Шрифт:
Интервал:
Закладка:
Понятно, что Лиза рехнулась. Еще бы! Откуда же силы все это терпеть? Зоя, разумеется, подозревала, что Саша умудряется и там, то есть дома, разыгрывать комедию семейного благополучия, но интуиция подсказывала ей, что, даже и разыгрывая комедию, он все же не может достигнуть того, чего достигали они только вместе, а стало быть, Лиза, все время стараясь приблизиться с ним к той грозе, к той свободе, которую он где-то на стороне, а именно с Зоей, переживает, от этого и сорвалась, заболела и съехала в клинику для излечения.

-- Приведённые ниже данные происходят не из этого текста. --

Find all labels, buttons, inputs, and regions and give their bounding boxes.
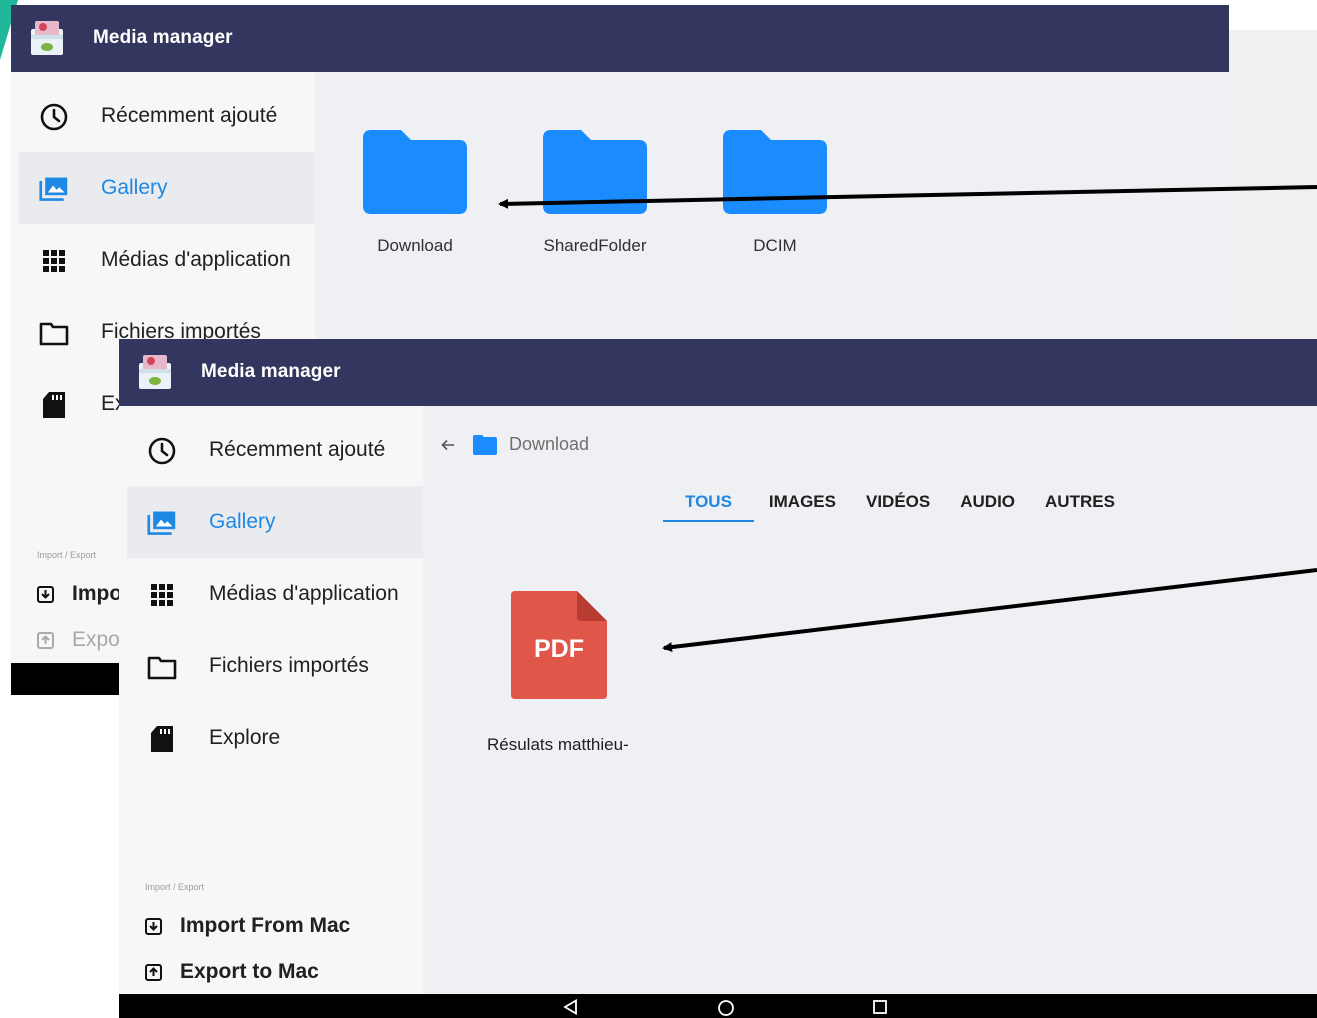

И было два года почти безмятежных. Конечно же, он навещал Лизу в клинике. Носил ей компоты, медсестрам дарил то брошки, то бусы, то деньги, а нянькам совал в их гнилые карманы на выпивку. И вдруг эта Лиза ее победила. Причем победила своею болезнью. Бабушка ожидала, что такого осторожного человека, как Саша, может отпугнуть подобная история, поскольку он был всегда мнительным, очень любил щупать пульс и однажды проверил каким-то совсем новым способом сердце. Потом оказалось, что способ был пробным, больших стоил денег и не оправдал их. Но бабушка Сашу недооценила. Болезнь жены Лизы прожгла ему душу. Мало того, что каждый день после работы – а работал он на Ленинском проспекте в очень престижном научном институте – Саша ездил в сумасшедший дом кормить свою кралю обедом и там сидел долго и гладил ей спину, а если же им позволяла погода, водил ее в парк и отнюдь не скучал, но словно бы даже и перерождался, когда она вдруг улыбалась ему своею натянутой прежней улыбкой. Нет, мало того! Он еще и хотел, хотя бедной бабушке не признавался, забрать свою Лизу обратно домой. Она-то, любовница, втайне мечтала, чтоб Лизу лечили как можно подольше, а он собирался ей, что ли, служить, как это ему объяснял Непифодий.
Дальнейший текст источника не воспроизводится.